ÖVGD: Gerichtsdolmetscherberuf in Österreich „absolut unattraktiv“ für Universitätsabsolventen

ÖVGD
Der ÖVGD kann 2020 seinen hundertsten Geburtstag feiern - ein Grund zur Freude. Die Honorare der Gerichtsdolmetscher befinden sich in Österreich jedoch auf einem historischen Tiefststand - ein Grund zur Wut.

Die Honorare der österreichischen Gerichtsdolmetscher belaufen sich nur auf etwa ein Drittel der in Deutschland gesetzlich vorgegebenen Stundensätze von 70 Euro. Die schlechten Konditionen machen die Arbeit für die Justiz immer unattraktiver. Die Zahl der Gerichtsdolmetscher geht in Österreich seit Langem zurück, die Berufsgruppe überaltert, weil der Nachwuchs fortbleibt.

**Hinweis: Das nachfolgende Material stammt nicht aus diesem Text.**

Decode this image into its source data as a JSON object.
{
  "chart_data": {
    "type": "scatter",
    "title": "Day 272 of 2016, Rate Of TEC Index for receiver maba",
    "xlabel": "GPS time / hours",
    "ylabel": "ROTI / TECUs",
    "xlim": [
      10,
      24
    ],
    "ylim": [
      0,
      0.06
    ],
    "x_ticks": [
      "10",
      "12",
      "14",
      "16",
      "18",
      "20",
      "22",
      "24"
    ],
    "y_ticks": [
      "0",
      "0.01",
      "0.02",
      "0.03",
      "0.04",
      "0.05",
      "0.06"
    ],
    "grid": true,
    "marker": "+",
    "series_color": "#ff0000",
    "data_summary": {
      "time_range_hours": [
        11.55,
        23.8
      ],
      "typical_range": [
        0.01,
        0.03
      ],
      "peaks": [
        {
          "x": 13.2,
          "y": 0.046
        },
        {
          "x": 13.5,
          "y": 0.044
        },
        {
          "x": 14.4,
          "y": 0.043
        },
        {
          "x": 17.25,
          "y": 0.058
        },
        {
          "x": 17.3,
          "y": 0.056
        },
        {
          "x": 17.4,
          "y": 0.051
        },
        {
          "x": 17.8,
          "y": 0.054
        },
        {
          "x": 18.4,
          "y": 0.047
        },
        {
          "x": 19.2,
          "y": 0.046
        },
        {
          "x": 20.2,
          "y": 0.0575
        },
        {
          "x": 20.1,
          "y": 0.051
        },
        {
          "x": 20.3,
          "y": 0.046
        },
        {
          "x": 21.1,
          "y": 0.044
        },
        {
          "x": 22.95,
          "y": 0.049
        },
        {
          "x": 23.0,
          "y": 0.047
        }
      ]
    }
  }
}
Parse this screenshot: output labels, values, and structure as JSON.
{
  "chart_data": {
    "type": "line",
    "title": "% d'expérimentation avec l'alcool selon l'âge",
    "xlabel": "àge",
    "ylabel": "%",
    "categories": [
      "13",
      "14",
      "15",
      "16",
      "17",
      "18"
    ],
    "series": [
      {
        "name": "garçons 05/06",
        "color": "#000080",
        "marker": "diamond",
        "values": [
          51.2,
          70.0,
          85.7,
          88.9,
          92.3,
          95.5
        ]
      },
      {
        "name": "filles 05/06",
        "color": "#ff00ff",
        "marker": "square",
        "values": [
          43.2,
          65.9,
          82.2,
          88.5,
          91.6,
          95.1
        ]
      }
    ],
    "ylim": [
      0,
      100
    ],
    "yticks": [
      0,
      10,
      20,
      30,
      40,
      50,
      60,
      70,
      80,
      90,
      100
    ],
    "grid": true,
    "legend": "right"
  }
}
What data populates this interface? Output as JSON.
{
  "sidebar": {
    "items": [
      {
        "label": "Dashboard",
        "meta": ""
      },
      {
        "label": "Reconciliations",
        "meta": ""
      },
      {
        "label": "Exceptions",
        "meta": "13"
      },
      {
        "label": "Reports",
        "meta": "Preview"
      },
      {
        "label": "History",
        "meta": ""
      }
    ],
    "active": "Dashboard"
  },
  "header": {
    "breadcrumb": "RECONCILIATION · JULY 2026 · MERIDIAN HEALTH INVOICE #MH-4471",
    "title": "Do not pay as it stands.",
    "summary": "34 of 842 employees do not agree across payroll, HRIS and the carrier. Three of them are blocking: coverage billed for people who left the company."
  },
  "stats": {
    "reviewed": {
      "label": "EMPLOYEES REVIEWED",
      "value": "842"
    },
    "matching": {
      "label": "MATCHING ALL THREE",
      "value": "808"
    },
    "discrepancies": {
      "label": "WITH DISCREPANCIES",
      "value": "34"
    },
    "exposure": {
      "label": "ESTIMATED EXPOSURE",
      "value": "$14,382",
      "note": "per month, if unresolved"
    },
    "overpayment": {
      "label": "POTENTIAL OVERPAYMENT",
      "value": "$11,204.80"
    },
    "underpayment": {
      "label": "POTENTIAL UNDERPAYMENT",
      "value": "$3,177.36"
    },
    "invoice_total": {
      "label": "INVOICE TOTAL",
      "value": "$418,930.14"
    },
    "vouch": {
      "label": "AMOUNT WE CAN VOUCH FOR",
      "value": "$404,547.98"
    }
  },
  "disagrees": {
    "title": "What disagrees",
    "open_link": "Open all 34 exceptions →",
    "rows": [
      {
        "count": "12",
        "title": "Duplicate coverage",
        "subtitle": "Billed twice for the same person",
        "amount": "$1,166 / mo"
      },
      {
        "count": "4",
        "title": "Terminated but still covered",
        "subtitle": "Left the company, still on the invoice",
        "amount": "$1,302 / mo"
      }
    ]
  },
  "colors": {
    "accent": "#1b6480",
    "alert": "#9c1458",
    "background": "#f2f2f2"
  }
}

Im Herbst 2019 hatte der Österreichische Verband der allgemein beeideten und gerichtlich zertifizierten Dolmetscher (ÖVGD) deshalb einen Streik- und Aktionstag zur Durchsetzung seiner Forderung nach Anhebung der im europäischen Vergleich sehr niedrigen Stundensätze organisiert. Man kam ins Gespräch, die Richterschaft zeigte Verständnis und die Politik versprach Besserung.

Seitdem tat sich aber nichts. Die Bemühungen wurden in der zweiten Jahreshälfte 2019 von der Regierungskrise konterkariert, durch die der politische Betrieb über Monate auf Eis lag. Und nun sorgt die Corona-Krise für weiteres Ungemach: Die Gerichte haben den Betrieb heruntergefahren und viele Verhandlungen abgesagt.

Ob die in Österreich geltende Maskenpflicht auch vor Gericht angewendet wird, entscheidet der jeweilige Richter nach persönlichem Ermessen. Betroffene Gerichtsdolmetscher berichten, dass das Abstandhalten und Masketragen ihre Arbeit deutlich erschwert.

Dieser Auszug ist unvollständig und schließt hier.